(712d) Natural Circulation of Single and Binary Gas Mixture in Very High Temperature Reactor | AIChE

(712d) Natural Circulation of Single and Binary Gas Mixture in Very High Temperature Reactor

Authors 

Rudra, A. - Presenter, City college of New York
Kawaji, M., Energy Institute, City College of New York
Natural Circulation of single and binary gas mixture in Very High Temperature Reactor
Apoorva Rudra*a, Dinesh V. Kalagab, Masahiro Kawajib,c
aDepartment of Chemical Engineering, City College of New York, CUNY, New York, USA.
bDepartment of Mechanical Engineering, City College of New York, CUNY, New York, USA.
cThe Energy Institute, City College of New York, CUNY, New York, USA.


Air ingress scenario is one of the scenarios that could lead to hot spots in a very high temperature reactor (VHTR) core [1] and hence needs to be studied in detail. During air ingress, a crack/breakage in the reactor caused due to an environmental or externally initiated event leads to a pressure difference situation [2][3]. The two main gases involved are helium, which is the proposed coolant for VHTRs, and air which enters the reactor loop from outside due to the pressure difference. The air that enters into the reactor can cause oxidation of the graphite core and also induce secondary effects like increased temperatures due to an exothermic oxidation reaction. Thus, it is imperative to quantify the natural circulation behavior of these gases to get an in-depth knowledge of the air ingress scenario.

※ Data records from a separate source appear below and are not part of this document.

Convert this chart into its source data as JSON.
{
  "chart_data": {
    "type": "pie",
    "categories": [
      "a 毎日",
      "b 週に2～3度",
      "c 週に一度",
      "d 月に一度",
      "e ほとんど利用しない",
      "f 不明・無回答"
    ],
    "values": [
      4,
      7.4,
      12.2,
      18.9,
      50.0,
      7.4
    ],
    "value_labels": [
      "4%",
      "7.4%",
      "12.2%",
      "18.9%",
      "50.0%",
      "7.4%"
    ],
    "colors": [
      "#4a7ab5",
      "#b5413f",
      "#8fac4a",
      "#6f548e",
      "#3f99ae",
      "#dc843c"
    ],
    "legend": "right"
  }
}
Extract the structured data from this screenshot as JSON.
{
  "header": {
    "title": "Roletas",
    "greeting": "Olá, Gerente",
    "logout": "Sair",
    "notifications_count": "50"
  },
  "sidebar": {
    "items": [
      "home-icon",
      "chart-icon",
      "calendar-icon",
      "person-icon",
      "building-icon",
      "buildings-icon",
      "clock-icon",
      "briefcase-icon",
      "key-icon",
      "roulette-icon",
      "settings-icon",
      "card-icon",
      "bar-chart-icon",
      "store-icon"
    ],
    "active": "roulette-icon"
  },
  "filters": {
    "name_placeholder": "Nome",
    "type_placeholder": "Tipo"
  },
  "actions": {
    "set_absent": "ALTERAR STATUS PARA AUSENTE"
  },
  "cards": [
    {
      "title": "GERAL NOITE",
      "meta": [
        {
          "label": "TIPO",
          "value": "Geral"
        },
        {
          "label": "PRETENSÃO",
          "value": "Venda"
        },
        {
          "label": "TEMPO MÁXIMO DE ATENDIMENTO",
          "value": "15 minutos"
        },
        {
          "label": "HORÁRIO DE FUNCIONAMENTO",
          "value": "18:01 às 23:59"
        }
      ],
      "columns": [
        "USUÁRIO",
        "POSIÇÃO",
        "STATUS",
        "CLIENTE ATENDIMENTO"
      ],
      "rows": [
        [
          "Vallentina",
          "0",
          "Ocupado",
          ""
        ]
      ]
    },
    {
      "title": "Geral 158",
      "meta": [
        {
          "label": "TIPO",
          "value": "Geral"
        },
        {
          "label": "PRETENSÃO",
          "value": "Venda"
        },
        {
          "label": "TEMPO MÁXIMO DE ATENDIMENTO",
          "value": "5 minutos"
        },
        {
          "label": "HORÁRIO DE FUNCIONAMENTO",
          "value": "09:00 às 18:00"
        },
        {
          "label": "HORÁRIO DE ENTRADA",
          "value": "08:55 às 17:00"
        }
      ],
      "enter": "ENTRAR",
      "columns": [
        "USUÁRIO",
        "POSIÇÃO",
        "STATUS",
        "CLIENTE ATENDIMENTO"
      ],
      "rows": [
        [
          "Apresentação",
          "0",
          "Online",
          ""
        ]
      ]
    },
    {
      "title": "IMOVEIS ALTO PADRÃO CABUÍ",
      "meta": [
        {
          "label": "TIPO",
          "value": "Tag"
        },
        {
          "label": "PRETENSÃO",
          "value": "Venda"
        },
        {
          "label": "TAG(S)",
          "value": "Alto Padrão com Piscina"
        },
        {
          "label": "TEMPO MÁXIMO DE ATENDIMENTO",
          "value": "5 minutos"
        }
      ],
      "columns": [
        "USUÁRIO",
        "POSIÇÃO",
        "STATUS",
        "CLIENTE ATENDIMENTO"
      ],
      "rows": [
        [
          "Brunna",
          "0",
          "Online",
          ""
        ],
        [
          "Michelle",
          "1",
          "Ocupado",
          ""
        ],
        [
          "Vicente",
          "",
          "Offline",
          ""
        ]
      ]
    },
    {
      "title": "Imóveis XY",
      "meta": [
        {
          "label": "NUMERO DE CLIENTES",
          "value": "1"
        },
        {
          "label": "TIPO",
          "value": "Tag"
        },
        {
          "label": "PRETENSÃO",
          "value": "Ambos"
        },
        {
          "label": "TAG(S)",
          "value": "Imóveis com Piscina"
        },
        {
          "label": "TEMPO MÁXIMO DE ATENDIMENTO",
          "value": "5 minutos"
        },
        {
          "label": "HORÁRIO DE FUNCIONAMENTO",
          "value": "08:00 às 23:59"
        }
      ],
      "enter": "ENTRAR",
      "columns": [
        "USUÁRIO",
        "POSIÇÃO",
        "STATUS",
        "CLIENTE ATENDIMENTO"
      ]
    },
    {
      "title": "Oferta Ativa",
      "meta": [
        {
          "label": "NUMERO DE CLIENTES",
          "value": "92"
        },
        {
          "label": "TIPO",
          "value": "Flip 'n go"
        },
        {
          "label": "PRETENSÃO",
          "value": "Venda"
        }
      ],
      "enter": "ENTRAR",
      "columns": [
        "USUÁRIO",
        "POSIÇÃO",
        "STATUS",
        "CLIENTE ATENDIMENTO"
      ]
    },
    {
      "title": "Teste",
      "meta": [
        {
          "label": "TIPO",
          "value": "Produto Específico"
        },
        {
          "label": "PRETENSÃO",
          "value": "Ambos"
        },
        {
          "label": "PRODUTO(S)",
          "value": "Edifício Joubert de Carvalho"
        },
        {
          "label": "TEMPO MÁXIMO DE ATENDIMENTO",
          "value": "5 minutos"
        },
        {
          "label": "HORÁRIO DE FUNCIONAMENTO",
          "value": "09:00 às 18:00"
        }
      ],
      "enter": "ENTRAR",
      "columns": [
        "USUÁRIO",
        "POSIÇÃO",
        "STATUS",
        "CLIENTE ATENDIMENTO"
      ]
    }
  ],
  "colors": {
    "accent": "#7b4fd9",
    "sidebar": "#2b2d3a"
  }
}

Natural circulation experiments are performed in a high-temperature and high-pressure test facility incorporating a flow channel in a graphite block simulating a prismatic core of a VHTR. Because air cannot be used owing to the presence of graphite block (possible oxidation), nitrogen is used instead in order to mimic the air flowing into the system. Mass flow experiments are conducted with the help of mass flow measurement (MFM) device, which consists of heating tape to which power is applied and two pairs of thermocouples, which are used to measure the gas temperatures and insulation temperature. The inlet and outlet gas phase bulk temperatures and surface and insulation temperatures are measured at steady state. The energy balance approach has been used to obtain the mass flow rates for different power levels.


The experimental results show interesting trends and relevant conclusions can be drawn from them. First and foremost, there is a clear dependency of mass flow rate on the working pressure because of the relation between pressure and gas density. Secondly, with respect to single gases, mass flow values of helium are found to be faster in comparison to nitrogen owing to the fact that the density of nitrogen is almost 7 times larger than helium density. A less dense gas, Helium in the present study, would be expected to move at a faster velocity. There is a drop in the mass flow if the graphite midpoint temperature (GMT) goes on increasing to a certain extent, which is not expected. Fundamentally, higher temperatures should lead to lower gas density and higher mass flow rates. However, this observation reveals the effect of two opposing properties: density and viscosity. As the helium temperature increases, even though the density decreases the dynamic viscosity increases. This leads to an increment in the flow resistance triggering the decrease in the mass flow rate. Mass flow measurements are also performed for helium-nitrogen gaseous mixture which is the actual case during air ingress scenario. There is also focus on analysis of the mean heat transfer parameters representing heat transport in the VHTR loop for different gaseous mixture concentrations.


References:


[1] Ball, S.J., et al., 2007, “Next-Generation Nuclear Plant (NGNP) Phenomena Identification and Ranking Table (PIRT) for Accident and Thermal Fluids Analysis,” NUREG/CR-6944.
[2] Oh, C., Kim, E.S., Schultz, R.R., Petti, D., Liou, C.P., 2008, “Implications of Air Ingress Induced by Density-Difference Driven Stratified Flow,” Proc. ICAPP ’08, Anaheim, CA, June 8-12, 2008.
[3] Oh, C.H., Kim, E.S., 2011, “Air-ingress analysis: Part 1. Theoretical approach,” Nuclear Engineering and Design, 241 (1) 203–212. doi:10. 1016/j.nucengdes.2010.05.064.